Rant ’n’ rail
Coming to terms with the high price of public transportation
I’m not a public transit kinda guy. It’s not that I don’t believe in it. Clearly, it’s the most efficient way to move large numbers of people in and out of large cities. Riding the bus or the light rail not only cuts down on air pollution, it helps preserve the world’s precious but dwindling oil supply. From that perspective, mass transit beats the automobile by a country mile, which, for those of you who’ve never been out of town, is twice as long as a city mile.
At any rate, none of this really concerns me. I ride a motorcycle. I haven’t owned a car for 15 years. My carbon footprint is minuscule. The bike gets 40 miles per gallon in the city, 50 on the freeway and is a helluva lot faster than a Prius. I never have a problem finding a parking spot, unless you’re talking about Downtown Plaza, which has inexplicably banned motorcycles from its parking garage. (Bastards! See if I ever shop there again!) In short, I’ve never really had a reason to ride mass transit in Sacramento.
Until now.
No doubt you’ve heard SN&R has moved from Midtown to Del Paso Boulevard in north Sacramento. As it turns out, the light rail runs directly from my house to work. It’s literally door to door. I can walk a block to the station and take the 30-minute ride out to Del Paso Boulevard, where the train drops me off and I walk the remaining block to work. It’s just too damn convenient, with one exception: the fare price.
When a co-worker informed me it cost $2.50 to ride the train and the ticket only lasts two hours, my eyes nearly popped out of their sockets. That’s $5 to ride to and from work, every day. It’s been a while since I’ve depended on mass transit to get around, but when I lived in San Francisco in the 1980s, I believe the fare was 85 cents. When I lived in Seattle in the 1970s, the bus was free inside city limits.
True, Sacramento Regional Transit offers a monthly pass for $100, reducing the cost considerably. But do the math; I did. It costs me $20 a month to gas up the motorcycle. Even if I drove a 15 mpg SUV, it’d still be cheaper than riding the light rail. Correct me if I’m wrong, but isn’t public transit supposed to be less expensive than driving an automobile? Why ride it otherwise? What gives?
It’s not RT’s doing. What’s on display here is our country and our state’s confounding lack of commitment to public transportation. Despite all the lip service Gov. Arnold Schwarzenegger pays to slowing anthropogenic global warming, when the state’s budget crisis reached epic proportions last year, one of the first things the governor and the Legislature cut was transit funding. More cuts are undoubtedly on the way. The same scenario is playing out in cities across the nation.
The end result?
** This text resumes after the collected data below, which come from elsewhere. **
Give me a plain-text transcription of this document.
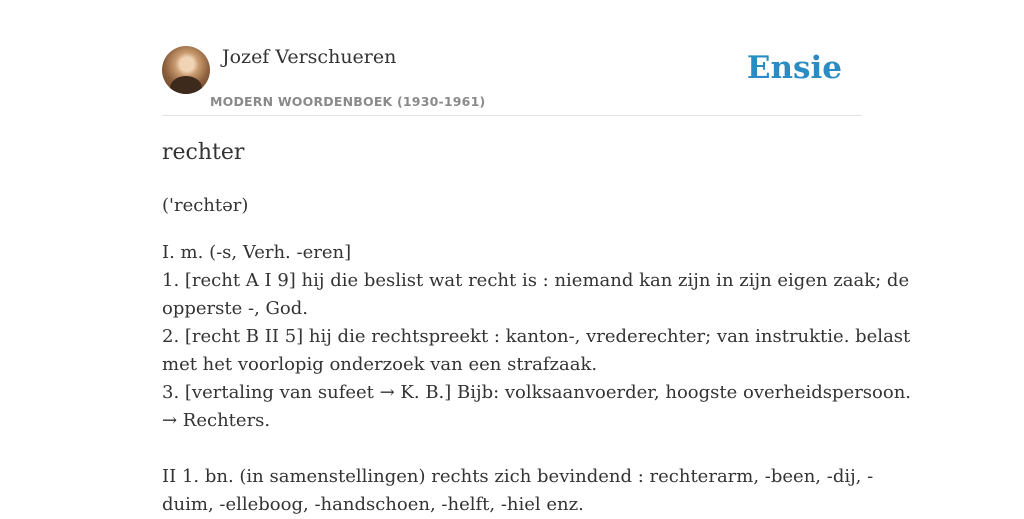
Jozef Verschueren
MODERN WOORDENBOEK (1930-1961)
Ensie
rechter
('rechtər)
I. m. (-s, Verh. -eren]
1. [recht A I 9] hij die beslist wat recht is : niemand kan zijn in zijn eigen zaak; de
opperste -, God.
2. [recht B II 5] hij die rechtspreekt : kanton-, vrederechter; van instruktie. belast
met het voorlopig onderzoek van een strafzaak.
3. [vertaling van sufeet → K. B.] Bijb: volksaanvoerder, hoogste overheidspersoon.
→ Rechters.
II 1. bn. (in samenstellingen) rechts zich bevindend : rechterarm, -been, -dij, -
duim, -elleboog, -handschoen, -helft, -hiel enz.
Today, in Seattle, the bus fare is $2.75. In San Francisco it’s $2, and at the start of the year, the cost of a monthly pass was jacked up $15, from $55 to $70. According to City Mayors, an international think tank for urban affairs, “Ninety percent of the public bus companies in the U.S. reduced service or increased fares in 2009.”
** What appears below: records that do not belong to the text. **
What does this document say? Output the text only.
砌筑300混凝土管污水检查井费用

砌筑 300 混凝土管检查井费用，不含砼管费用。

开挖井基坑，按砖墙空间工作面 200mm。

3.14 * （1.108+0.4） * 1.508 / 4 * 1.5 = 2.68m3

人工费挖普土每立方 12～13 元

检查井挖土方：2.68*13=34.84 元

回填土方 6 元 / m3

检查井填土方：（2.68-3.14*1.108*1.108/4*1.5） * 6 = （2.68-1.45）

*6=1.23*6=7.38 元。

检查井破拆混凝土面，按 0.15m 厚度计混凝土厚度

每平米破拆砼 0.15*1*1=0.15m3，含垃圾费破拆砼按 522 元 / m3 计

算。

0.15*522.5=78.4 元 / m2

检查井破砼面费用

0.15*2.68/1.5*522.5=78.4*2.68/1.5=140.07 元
That makes me feel a little bit better about shelling out $100 to RT for a monthly transit pass; at least we’re all riding the same train. And after one trip to work and back, I’ve become a believer.
Now, in Sacramento, and no doubt other cities across the nation, transit users game the system to cope with higher fares. Here, one popular ruse is to sign up for a community college class, receive a free transit pass that lasts the entire semester and then immediately drop the class. Personally, that sounds a little dishonest to me, and after considering the intangible benefits of riding the rails, I’m completely willing to pay the full price.
For one, even though the actual journey by light rail takes twice as long as the bike, when you count the time it takes to put all my gear on, it’s about the same. I’ll also be able to garage the motorcycle for the rest of the winter and conduct some long-delayed maintenance. Finally, as much as I enjoy splitting lanes at high speed during the morning commute and afternoon rush hour, it’s kinda stressful. On the light rail, you can kick back.
I like kicking back. I’m down with clean air, preserving our fossil-fuel resources and having an even smaller carbon footprint. Maybe I’m a mass transit kinda guy after all.